A federal judge has struck down the House Democrats attempt to “game the system,” regarding their subpoena of former White House counsel Don McGahn, in their so-called “impeachment probe” into President Trump.
The Democrats tried to link their subpoena of McGahn to a separate request for secret grand jury information from the Russia investigation, after the Justice Department accused them of trying to “game the system.”
Normally cases are assigned to judges randomly, which the DOJ said is meant to keep parties from “attempting to game the system” by “shopping” for a judge they like. But in a court filing, the department alleged the Democrat-controlled House Judiciary Committee was trying to do just that by exploiting an exception that allows “related” cases to be heard by the same judge.
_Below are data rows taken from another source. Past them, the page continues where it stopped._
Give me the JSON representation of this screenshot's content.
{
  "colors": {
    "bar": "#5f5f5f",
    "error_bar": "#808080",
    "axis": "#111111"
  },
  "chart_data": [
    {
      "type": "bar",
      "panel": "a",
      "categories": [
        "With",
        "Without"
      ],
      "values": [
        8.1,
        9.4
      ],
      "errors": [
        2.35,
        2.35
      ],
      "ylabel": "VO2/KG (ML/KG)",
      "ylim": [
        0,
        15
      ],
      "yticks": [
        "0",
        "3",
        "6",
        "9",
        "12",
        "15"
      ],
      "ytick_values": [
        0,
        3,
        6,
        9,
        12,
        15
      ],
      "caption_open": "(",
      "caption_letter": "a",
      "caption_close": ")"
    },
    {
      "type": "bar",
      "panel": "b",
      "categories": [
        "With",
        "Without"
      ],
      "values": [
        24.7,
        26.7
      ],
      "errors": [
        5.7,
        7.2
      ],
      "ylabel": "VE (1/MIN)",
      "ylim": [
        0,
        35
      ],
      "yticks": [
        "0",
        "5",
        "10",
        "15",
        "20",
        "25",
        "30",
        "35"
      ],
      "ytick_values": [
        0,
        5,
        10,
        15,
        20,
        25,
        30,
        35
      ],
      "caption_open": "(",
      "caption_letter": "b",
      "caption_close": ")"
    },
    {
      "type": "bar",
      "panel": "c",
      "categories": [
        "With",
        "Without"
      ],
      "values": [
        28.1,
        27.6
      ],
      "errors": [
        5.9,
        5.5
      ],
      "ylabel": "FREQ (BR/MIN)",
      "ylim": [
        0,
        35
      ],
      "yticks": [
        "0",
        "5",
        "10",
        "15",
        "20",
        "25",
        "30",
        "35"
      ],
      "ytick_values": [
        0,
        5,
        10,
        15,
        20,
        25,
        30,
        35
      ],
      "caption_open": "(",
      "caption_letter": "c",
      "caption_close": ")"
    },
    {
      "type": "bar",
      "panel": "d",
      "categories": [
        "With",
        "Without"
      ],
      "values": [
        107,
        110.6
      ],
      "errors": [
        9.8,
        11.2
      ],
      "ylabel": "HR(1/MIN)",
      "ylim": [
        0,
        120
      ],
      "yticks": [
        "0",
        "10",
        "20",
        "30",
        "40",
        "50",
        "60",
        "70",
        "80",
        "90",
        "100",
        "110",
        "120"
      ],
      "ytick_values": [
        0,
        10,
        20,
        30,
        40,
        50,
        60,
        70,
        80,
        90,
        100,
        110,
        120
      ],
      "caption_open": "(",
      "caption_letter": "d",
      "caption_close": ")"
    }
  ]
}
In this case, the DOJ said the panel improperly sought to connect the McGahn case to the grand jury case — simply because they’re both part of their investigation of President Trump.
“At first blush, the House Judiciary Committee’s view that the related case rule applies is understandable,” D.C. District Court Chief Judge Beryl Howell wrote in her order rejecting the bid. “Nonetheless, closer examination demonstrates that these connections between the two cases are too superficial and attenuated for the McGahn Subpoena Case to qualify.”
Howell, who is currently assigned to the grand jury case, agreed with the DOJ’s argument that the committee’s request to unseal secret grand jury information from former special counsel Robert Mueller’s probe has to do with the application of the law under the Federal Rules of Criminal Procedure, while the McGahn case is a civil matter dealing with enforcing a subpoena where immunity has been asserted.
DOJ Says the Two Cases Are Unrelated
Regarding the case of McGahn refusing the Committee’s subpoena, the DOJ argued in its court filing, that “This later-filed, subpoena-enforcement suit involves no issues of fact or law common to the earlier Grand Jury application, nor does it focus on a common event or transaction such that the matters would be ‘related.’”
The House Judiciary Committee claimed that the cases are related because they both tie into what they are now calling an “impeachment investigation” of Trump. Their complaint against McGahn calls him the “most important witness, other than the President, to the key events that are the focus of the Judiciary Committee’s investigation into Russian interference in the 2016 presidential election.
The DOJ, however, successfully argued that the term “related” refers to cases that have “common issues of fact” or stem from a “common event or transaction.” They claimed the committee “gets it backwards” because they are “trying to relate completely unrelated cases simply because it filed them in service of its overarching desire to bring various matters together in its investigation of the President.”
The McGahn case will now be transferred to the Calendar and Case Management Committee to be randomly reassigned.